# How do we get across that FREEVIEW is NOT FREESAT??



## NOAH (1 Jan 2010)

Its a shame that Irish tv shops are allowed to sell TV's that are strictly speaking for the UK market.  2 Friends have just gone and bought a 32" and 26" LCD and then rang me to tell them how to connect it so that they can receive Freeview by satellite.

Very annoying.

noah

ps I know it may work on east coast and Dublin. This is in tipperary!!


----------



## RMCF (1 Jan 2010)

Is there not any clause in the Consumer Act that would say that they would be entitled to a refund if they weren't told at time of purchase that they couldn't receive Freeview?

Also, I think its neat impossible to find a flat panel TV these days that DOESN'T have a Freeview tuner as standard these days.


----------



## jhegarty (1 Jan 2010)

RMCF said:


> Is there not any clause in the Consumer Act that would say that they would be entitled to a refund if they weren't told at time of purchase that they couldn't receive Freeview?
> 
> Also, I think its neat impossible to find a flat panel TV these days that DOESN'T have a Freeview tuner as standard these days.




No , there isn't.

The TV can do freeview , so it's fit for purpose and as described.


----------



## nad (1 Jan 2010)

Bought a T.V with built in Freeview over Christmas have being receiving the British channels crystal clear,I am based on the east coast so that obviously helps.


----------



## pudds (1 Jan 2010)

nad said:


> Bought a T.V with built in Freeview over Christmas have being receiving the British channels crystal clear,I am based on the east coast so that obviously helps.

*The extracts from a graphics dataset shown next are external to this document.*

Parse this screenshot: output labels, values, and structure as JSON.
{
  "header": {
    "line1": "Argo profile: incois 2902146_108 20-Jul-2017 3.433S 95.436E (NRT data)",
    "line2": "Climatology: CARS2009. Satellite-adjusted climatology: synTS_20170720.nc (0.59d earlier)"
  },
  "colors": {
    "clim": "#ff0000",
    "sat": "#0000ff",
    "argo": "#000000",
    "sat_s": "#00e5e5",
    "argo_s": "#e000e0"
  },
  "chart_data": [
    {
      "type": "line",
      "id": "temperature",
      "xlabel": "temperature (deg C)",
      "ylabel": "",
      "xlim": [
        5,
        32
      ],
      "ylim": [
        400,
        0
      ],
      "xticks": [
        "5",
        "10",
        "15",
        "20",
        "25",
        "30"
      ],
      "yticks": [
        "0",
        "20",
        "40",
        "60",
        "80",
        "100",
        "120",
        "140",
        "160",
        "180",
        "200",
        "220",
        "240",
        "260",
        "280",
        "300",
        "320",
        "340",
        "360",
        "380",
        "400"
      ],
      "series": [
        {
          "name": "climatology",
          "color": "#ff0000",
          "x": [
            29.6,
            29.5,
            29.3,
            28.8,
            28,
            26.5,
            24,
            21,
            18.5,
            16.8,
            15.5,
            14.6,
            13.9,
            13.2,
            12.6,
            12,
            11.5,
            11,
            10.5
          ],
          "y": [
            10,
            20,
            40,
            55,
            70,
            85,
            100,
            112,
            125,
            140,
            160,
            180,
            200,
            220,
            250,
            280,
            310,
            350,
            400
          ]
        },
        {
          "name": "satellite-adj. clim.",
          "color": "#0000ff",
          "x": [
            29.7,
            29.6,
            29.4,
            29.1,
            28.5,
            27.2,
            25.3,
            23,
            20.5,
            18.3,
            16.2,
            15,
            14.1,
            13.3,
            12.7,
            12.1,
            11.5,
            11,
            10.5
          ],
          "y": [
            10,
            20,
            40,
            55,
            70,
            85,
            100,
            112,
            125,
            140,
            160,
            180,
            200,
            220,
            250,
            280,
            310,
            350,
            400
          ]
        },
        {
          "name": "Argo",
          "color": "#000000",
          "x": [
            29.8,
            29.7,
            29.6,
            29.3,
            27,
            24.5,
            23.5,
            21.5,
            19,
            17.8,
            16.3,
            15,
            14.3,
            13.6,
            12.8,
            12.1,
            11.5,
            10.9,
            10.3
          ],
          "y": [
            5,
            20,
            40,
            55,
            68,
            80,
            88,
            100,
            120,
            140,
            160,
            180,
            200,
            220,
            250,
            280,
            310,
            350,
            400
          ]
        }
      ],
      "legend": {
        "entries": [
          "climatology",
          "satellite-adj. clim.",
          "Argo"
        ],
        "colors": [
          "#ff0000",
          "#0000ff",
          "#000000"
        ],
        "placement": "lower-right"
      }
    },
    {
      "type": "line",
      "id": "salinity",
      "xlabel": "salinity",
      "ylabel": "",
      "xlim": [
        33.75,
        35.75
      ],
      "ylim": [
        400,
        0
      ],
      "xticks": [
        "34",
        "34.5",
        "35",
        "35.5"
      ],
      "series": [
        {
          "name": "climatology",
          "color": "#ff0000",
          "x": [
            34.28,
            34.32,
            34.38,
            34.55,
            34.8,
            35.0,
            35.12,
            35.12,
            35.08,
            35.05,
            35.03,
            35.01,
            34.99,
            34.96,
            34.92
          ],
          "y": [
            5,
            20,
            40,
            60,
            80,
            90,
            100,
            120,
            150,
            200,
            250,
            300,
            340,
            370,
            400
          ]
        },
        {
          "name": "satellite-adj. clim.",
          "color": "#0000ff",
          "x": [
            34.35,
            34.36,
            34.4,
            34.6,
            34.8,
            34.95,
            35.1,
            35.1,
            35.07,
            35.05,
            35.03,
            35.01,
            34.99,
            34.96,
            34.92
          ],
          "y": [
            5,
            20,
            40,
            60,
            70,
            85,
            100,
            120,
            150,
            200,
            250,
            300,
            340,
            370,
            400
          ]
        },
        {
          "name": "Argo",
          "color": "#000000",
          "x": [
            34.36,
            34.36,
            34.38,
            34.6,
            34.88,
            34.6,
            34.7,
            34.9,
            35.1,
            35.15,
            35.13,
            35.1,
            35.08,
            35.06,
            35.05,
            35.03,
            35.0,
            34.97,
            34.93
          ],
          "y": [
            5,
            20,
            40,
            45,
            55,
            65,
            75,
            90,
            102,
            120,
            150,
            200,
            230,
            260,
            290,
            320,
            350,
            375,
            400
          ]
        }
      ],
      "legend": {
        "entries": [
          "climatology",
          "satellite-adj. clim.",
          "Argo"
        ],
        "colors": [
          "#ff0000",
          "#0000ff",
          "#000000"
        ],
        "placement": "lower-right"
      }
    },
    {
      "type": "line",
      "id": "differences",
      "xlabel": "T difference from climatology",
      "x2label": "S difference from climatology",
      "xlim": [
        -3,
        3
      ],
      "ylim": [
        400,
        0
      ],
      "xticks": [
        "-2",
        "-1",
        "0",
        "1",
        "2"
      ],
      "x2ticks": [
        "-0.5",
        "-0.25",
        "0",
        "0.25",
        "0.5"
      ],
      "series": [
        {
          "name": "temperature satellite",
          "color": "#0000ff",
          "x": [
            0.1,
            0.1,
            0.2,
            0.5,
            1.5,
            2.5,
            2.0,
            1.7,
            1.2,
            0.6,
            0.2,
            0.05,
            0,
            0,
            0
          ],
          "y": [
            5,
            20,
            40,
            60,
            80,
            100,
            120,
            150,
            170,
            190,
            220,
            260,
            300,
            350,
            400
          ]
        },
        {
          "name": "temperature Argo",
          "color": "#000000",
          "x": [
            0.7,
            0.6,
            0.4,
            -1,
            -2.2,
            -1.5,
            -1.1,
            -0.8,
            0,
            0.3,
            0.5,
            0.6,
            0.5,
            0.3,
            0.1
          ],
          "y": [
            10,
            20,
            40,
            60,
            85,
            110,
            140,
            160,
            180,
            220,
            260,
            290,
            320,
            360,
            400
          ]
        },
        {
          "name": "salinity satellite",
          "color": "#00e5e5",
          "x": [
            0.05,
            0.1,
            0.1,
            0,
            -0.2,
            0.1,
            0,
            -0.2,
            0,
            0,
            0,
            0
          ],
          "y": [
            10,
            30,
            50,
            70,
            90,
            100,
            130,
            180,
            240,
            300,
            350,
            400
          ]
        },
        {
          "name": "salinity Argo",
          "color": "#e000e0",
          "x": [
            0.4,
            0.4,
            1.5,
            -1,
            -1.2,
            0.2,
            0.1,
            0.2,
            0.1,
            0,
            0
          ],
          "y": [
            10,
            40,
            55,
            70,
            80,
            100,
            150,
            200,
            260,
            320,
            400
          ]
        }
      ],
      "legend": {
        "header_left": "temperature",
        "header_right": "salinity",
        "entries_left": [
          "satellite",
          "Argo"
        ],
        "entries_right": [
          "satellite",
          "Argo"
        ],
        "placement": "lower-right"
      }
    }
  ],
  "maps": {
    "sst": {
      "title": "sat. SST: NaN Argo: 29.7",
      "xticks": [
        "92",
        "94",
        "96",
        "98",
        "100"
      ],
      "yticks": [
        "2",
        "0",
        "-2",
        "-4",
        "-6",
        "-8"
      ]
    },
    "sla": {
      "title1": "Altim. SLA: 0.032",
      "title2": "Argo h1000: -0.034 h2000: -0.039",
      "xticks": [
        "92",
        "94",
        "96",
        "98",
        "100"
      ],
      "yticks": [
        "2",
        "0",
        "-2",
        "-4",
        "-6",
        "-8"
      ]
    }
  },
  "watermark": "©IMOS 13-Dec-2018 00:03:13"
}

what kind of aerial are you using?


----------



## wishbone (4 Jan 2010)

We kept our old coaxial cable to use as an aerial, it goes up to the attic and with it plugged in we get DTT for RTE1, 2, TV3 and TG4 - we're on the east coast, we don't get any UK channels with it.  We now have a Satellite dish (60e from Lidl!) and we get all the ITVs, BBCs, 4s and more, that's enough for us!


----------



## Towger (4 Jan 2010)

wishbone said:


> We kept our old coaxial cable to use as an aerial, it goes up to the attic and with it plugged in we get DTT for RTE1, 2, TV3 and TG4



Now, if only they would bother with some HD content.  No point in having a Mpeg4 DTT system if everything is SD.  Have you seen the RTE News channel yet (might need a tune in), non stop with fuzzy picture repeats of the news with sharp/clear (if still SD) on screen graphics!


----------



## RMCF (4 Jan 2010)

Towger said:


> Now, if only they would bother with some HD content.  No point in having a Mpeg4 DTT system if everything is SD.  Have you seen the RTE News channel yet (might need a tune in), non stop with fuzzy picture repeats of the news with sharp/clear (if still SD) on screen graphics!



I was under the impression that Freeview cannot carry HD signals as it stands?

FreeviewHD has been getting touted recently as arriving in the UK this year, but that will require the user to buy a new set-top box.


----------



## Towger (4 Jan 2010)

RMCF said:


> I was under the impression that Freeview cannot carry HD signals as it stands?
> 
> FreeviewHD has been getting touted recently as arriving in the UK this year, but that will require the user to buy a new set-top box.



The Irish DDT system is already HD capable, one of the advantages to lagging behind other countries by 10 years!


----------



## wishbone (4 Jan 2010)

Towger said:


> Now, if only they would bother with some HD content. No point in having a Mpeg4 DTT system if everything is SD. Have you seen the RTE News channel yet (might need a tune in), non stop with fuzzy picture repeats of the news with sharp/clear (if still SD) on screen graphics!


 
Yes the news section currently isn't as good as the others, it is less sharp, but it is in test phase (I hope still for this part!) I find the quality of the others is excellent, RTE1&2, TV3 and TG4.  How do you know if it's HD or SD?  I have a HD (ready) TV and I think the pic is brilliant.


----------



## NOAH (8 Jan 2010)

You are right the pic quality is very good, I have watched it through HDMI, scart and pal and they are all good. I even upscaled it to 1080p. However I cant stand the RTE logos so I am scuppered.

When we get HD you can bet your bottom dollar they will degrade the SD picture to ensure we see a "difference" . This is very obvious with HD on the ASTRA 28% EAST platform.

noah


----------



## paulregan (14 Jan 2010)

Panasonic have Freesat built into some of the range if that helps anyone


----------



## z104 (24 Jan 2010)

If you just want the Irish DTT channels then look out for T.V.'s with MPEG 4.
If you have an MPEG 4 TV you will not need a set top box to convert.

You will get RTE1,RTE2,TG4,TV3 and RTE News channel + a few radio stations. I'm sure more channels will be added in the future. I picked these up just using a metal clothes hanger so a proper aerial should pick them up no problem depending on how close you are to a tranmitter.


----------